Background: The REdesigning SystEms to Improve Teamwork and Quality for Hospitalized Patients (RESET) study sought to improve teamwork and quality for hospitalized patients by providing mentorship and resources to hospitals as they implemented: (1) Unit-based Physician Teams, (2) Unit Nurse-Physician Co-leadership, (3) Enhanced Interprofessional Rounds, (4) Unit-level Performance Reports, and (5) Patient Engagement Activities. Two mentors were assigned to the implementation team at each site. Acknowledging that context can influence implementation, we aimed to understand what contextual factors influenced the implementation of RESET interventions to provide guidance for future leaders and researchers.

Methods: We conducted non-participant observations at each of the 4 study sites and semi-structured interviews with participants from each site and their mentors. A team of researchers (IT, GJA, JSK, and KJO) conducted thematic analysis to inductively code the field notes and interview transcripts, and to identify themes in MAXQDA 2020.

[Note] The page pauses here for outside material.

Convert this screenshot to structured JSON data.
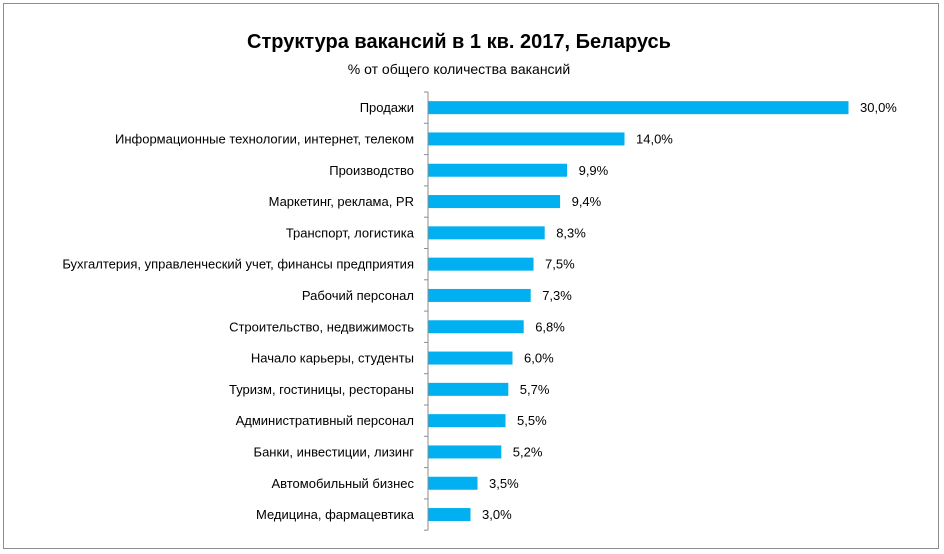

Results: The research team (JKJ, MM, and KJO) conducted observations and took field notes during 2-day site visits (2 visits for 2 sites and 1 visit for 2 sites = 6 total site visits). One researcher (IT) conducted 1:1 semi-structured interviews with site mentors that lasted 60 minutes (8 total interviews). The research team identified two groups of factors: an overarching set of factors surrounding all the interventions and factors specific to each intervention. The four overarching factors that influenced implementation of RESET as whole were (1) system support and senior leader involvement; (2) alignment of RESET with system, hospital, and hospitalist group priorities; (3) site project team relationships, leadership, and turnover; and (4) frontline professionals’ buy-in as well as RESET’s perceived effect on workflow and workload. Intervention-specific factors for Unit-based Physician Teams include: (1) complex, poorly coordinated processes for assigning patients to beds and physicians; and (2) competing physician priorities. For Unit Co-leadership, factors include financial support and time for the physician unit leader to perform co-leader duties. For Enhanced Interprofessional Rounds, factors include (1) success of physician localization and (2) use of tools and training to ensure high quality discussions during rounds. For Unit-level Performance Reports, factors include: (1) the consistency and effectiveness of their use and (2) fidelity data collected as part of the RESET study, which helped confirm or refine site leaders’ perceptions of implementation success. For Patient Engagement Activities, factors include: (1) sites’ frequently missed opportunities to involve health system patient experience leaders and Patient and Family Advisory Councils and (2) assigning specific people for patient engagement related activities. The Table presents each contextual factor and an example.

Conclusions: This study yields valuable insights into contextual factors influencing the implementation of the RESET interventions. The findings provide a basis for practical strategies that health care leaders can employ to optimize the implementation of similar interventions to redesign systems to improve teamwork and quality for hospitalized patients.